543:身終横断鉄道
【身終の国・国府、山本】
「国主様、迷迭香の麹要鬼道、だったかナニカは、地形的事情から大餓鬼の南側1里を通るとのことです。一方、変態は遅れています。」
胡瓜修羅、桐生六郎が報告する。
「地図は渡したはずだぎゃぁ。」
裸子植物修羅なので全裸の長田左馬頭。修羅なのでR18にはならない。
「何でも、魯鈍だったかドロンだったか飛行カラクリで、可能な限り直線かつ最適な経路を確認したとか。」
「幼老から忘八ではいけないのかや。」
「入鹿池の北1里から西に向かうと大餓鬼の南になりますが、地形的な問題で最適とのことです。入鹿池・蝮・大餓鬼とも、概ね1里ほど離れています。」
「1里は近いな。迷迭香どもが餓鬼と揉めるのは勝手だが、政治的に延焼するのは困るし、物理的に火が付くのはもっと困るぎゃぁ。」
松修羅だけに松明になってしまう。
「ただ、彼らのダンジョンは相当に力がありますから、うまく誘導すれば身終の役に立つでしょう。個人的には、毛の国・勢多郡・鶴ヶ谷『完全変態の森』の蚕どもを滅ぼしてくれれば、奪われた山田郡の胡瓜一族の利権を回復できるのですが。」
異世界でも群馬はキュウリの産地。なお、お盆の精霊馬にアーモンドを付けるのは今世紀になってからの新しい風習。

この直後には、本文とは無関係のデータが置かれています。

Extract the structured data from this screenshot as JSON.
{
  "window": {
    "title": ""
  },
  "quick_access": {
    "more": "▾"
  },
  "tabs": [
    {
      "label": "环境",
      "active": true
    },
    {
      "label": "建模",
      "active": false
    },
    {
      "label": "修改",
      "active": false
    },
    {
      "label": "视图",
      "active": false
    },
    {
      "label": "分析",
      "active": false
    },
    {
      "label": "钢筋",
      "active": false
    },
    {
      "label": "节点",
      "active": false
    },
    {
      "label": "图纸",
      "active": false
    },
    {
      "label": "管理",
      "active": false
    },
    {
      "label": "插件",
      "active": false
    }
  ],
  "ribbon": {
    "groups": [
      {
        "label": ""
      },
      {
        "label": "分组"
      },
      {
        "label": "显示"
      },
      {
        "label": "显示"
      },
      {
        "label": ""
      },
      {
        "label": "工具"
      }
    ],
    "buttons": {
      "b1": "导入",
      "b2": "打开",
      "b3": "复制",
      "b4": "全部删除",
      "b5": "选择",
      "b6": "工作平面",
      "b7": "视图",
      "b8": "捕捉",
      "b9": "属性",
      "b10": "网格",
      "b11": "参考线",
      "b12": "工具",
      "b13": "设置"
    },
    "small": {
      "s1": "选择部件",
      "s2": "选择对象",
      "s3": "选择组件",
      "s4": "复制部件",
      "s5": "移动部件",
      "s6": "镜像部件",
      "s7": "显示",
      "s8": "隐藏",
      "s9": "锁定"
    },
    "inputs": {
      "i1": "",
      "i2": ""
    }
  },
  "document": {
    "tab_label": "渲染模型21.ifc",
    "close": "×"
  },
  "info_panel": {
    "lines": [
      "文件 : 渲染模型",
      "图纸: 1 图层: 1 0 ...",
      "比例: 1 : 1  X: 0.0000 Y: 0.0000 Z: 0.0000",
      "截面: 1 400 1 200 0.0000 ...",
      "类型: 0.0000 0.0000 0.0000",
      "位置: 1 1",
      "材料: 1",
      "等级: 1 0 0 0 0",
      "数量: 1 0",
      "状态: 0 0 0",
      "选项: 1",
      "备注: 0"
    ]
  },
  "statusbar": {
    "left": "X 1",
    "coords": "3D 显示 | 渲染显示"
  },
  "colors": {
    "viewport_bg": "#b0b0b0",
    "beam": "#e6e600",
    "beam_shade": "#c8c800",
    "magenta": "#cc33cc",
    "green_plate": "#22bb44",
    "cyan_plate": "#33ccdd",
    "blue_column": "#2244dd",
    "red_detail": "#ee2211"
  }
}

「さすがに彼らに命令する力は無い。身終で、愛知郡と春日井郡の一部を分割して山田郡を設置しているから、その一部で我慢して欲しいぎゃぁ。」
山田の町は国府山本の南東、熱田の北東。山田郡でもセト神を奉じるセトの町などは胡瓜領ではない。
「不正確ですが、地図に迷迭香が作っている移動手段の場所を書き込んでみました。読書村から、朱鷺・蝮・海豚池・大餓鬼を経由して不破関です。」
「変態のダンジョン影響圏は観音寺の町までだったかや。」
「いえ、ダンジョン影響圏はさほど広くはありませんが、商都梅田は100里の彼方まで力を及ぼすことが出来ます。その限界が観音寺です。観音寺より西ではダンジョンの機能を使い、東は不破関まで人力で電車を作っています。」
「身終の輪形石は牛車なので、どうしても見劣りするぎゃぁ。」
「海豚池ダンジョンは電車を召喚出来ますが、性能は商都梅田のものよりだいぶ劣りますし、そもそも『電車』というものはダンジョンの特殊な力を使うので、あまりダンジョンから離れることは出来ません。」